24 Avril 2023 , Rédigé par Sudarshan Publié dans #Islam, #Russie, #Shamil Sultanov, #Soufisme, #Spiritualité, #Religion, #Sciences, #Philosophie, #Club d'Izborsk (Russie)

Shamil Sultanov (1952-2022)

Shamil Sultanov (1952-2022)

L'empereur moghol Akbar danse avec les derviches tourneurs le soir de son mariage avec une princesse hindouiste. Capture d'écran du film Jodha Akbar.

L'empereur moghol Akbar danse avec les derviches tourneurs le soir de son mariage avec une princesse hindouiste. Capture d'écran du film Jodha Akbar.

Chaque instant est une opportunité
Les origines des super-pouvoirs soufis

Shamil Sultanov


Un soufi est quelqu'un qui, mourant de faim à cause de sa pauvreté, loue sincèrement le Tout-Puissant à ce moment-là pour sa générosité.

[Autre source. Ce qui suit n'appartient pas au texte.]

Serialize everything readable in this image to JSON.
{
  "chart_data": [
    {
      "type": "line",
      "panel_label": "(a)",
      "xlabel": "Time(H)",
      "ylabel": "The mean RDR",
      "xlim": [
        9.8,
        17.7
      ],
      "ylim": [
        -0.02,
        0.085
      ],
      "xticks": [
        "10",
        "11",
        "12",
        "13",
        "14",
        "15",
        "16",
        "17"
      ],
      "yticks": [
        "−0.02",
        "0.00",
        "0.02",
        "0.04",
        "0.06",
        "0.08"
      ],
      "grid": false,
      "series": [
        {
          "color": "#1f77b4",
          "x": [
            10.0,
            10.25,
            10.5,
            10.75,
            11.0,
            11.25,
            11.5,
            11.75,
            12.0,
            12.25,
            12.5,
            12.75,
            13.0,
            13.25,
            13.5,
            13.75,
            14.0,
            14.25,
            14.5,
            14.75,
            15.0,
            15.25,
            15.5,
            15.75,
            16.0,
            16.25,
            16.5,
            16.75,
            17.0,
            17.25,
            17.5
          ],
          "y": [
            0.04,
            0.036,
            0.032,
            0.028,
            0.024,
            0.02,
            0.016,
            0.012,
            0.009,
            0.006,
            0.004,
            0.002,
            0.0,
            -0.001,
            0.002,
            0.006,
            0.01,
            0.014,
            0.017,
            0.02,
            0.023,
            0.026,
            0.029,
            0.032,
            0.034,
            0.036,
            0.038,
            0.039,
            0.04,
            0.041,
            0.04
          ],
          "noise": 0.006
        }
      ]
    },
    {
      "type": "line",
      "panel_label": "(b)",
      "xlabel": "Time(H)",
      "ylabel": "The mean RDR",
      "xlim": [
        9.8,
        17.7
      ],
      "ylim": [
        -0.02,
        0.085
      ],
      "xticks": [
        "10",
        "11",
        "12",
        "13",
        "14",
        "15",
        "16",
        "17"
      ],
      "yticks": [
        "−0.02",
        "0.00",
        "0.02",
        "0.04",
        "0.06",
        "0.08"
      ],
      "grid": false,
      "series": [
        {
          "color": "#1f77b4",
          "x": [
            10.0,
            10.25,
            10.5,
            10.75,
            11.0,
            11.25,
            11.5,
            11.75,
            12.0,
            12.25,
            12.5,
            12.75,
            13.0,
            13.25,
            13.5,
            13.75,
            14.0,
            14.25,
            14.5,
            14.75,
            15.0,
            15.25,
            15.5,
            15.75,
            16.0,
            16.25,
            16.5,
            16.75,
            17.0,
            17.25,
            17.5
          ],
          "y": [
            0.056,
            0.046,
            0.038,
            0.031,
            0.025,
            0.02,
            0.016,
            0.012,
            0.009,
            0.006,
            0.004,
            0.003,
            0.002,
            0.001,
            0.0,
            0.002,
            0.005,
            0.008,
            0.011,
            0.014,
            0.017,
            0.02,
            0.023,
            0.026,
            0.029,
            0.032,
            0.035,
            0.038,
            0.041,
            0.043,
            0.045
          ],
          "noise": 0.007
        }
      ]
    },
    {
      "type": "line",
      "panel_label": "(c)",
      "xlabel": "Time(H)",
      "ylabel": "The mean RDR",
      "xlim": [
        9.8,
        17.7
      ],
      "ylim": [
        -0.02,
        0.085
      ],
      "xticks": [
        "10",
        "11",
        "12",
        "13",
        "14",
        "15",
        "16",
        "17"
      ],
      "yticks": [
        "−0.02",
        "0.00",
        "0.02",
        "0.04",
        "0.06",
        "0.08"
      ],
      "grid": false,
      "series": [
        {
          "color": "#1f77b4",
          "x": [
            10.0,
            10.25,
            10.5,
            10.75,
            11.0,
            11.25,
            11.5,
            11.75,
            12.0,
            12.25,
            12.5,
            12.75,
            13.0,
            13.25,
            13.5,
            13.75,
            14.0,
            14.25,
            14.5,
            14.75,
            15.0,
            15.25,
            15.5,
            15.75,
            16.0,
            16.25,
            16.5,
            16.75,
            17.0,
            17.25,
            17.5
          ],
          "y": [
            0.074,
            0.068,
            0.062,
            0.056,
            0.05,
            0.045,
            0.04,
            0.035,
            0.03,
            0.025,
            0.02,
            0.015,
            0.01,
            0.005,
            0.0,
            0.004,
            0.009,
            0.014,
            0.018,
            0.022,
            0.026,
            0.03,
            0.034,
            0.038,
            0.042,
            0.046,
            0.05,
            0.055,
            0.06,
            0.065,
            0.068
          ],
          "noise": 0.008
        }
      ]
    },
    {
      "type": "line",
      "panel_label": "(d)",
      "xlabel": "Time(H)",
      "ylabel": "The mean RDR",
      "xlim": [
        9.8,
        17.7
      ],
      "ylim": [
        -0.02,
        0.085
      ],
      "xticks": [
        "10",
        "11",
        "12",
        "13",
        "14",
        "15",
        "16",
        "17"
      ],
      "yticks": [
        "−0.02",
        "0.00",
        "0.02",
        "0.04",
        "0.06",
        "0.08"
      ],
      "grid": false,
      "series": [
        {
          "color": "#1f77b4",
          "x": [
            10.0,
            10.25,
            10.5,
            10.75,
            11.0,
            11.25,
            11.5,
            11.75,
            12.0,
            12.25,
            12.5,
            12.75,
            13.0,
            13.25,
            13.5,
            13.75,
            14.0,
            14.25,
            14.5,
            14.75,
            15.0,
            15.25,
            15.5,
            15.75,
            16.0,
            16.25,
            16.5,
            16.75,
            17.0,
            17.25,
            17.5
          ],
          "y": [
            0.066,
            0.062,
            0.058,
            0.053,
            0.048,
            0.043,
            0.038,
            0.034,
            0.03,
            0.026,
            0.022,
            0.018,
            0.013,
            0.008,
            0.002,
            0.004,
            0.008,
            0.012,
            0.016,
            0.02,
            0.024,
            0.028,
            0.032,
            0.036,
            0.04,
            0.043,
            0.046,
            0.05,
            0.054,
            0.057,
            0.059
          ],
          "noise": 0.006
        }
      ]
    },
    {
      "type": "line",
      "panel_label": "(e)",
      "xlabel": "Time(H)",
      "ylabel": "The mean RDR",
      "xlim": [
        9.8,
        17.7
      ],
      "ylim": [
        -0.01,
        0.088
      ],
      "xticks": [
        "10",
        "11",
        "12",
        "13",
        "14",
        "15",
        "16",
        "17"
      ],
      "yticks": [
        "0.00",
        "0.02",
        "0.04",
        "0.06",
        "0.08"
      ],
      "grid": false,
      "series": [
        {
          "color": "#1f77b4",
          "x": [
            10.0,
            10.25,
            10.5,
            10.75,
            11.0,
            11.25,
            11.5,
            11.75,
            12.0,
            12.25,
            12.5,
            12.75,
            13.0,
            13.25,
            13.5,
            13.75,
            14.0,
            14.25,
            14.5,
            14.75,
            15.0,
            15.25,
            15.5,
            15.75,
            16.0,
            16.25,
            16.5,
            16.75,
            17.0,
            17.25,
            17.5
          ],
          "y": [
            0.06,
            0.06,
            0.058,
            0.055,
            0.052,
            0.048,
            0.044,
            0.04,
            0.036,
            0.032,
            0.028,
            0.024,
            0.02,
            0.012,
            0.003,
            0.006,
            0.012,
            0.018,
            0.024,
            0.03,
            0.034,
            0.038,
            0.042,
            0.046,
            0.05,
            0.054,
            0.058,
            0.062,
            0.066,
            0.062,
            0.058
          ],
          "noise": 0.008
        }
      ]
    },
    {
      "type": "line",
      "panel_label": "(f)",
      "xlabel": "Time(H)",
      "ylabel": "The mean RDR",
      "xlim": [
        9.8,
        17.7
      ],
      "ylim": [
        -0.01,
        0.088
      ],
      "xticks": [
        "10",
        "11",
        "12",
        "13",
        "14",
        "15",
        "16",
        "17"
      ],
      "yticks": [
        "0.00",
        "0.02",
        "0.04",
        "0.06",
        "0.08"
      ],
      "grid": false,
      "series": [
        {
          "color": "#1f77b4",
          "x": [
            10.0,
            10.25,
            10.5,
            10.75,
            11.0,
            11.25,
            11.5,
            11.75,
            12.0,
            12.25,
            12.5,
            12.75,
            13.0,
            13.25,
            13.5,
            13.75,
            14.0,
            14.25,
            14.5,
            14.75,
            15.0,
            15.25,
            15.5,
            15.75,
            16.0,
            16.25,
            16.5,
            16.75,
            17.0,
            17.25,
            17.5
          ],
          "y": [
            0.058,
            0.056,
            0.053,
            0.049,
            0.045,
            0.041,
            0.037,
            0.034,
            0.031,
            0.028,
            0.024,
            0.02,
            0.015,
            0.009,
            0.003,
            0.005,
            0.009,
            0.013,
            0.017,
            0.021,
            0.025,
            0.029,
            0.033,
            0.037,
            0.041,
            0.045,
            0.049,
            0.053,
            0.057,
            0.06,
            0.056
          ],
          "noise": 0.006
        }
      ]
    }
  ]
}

Des centaines de cas de miracles accomplis par des maîtres soufis ont été rapportés dans diverses sources musulmanes et non musulmanes. Il s'agit notamment de visions d'événements futurs, de guérisons instantanées de malades, de déplacements ultrarapides sur de grandes distances, de marche sur l'eau, de la capacité d'un Wali (saint) soufi à se trouver à plusieurs endroits à la fois, de la capacité à combler le fossé entre la vie et la mort, de l'apparition inattendue de nourriture pour des dizaines de personnes "sorties de nulle part", et de bien d'autres choses encore.

Cependant, dans le soufisme classique lui-même, de tels miracles (karamat) ne sont pas les bienvenus et ne sont pas considérés comme quelque chose de substantiel et d'important, car ils peuvent conduire à une exaltation de l'orgueil individuel, à un arrêt de la perfection personnelle et, en fin de compte, à une distraction tragique du Grand Œuvre.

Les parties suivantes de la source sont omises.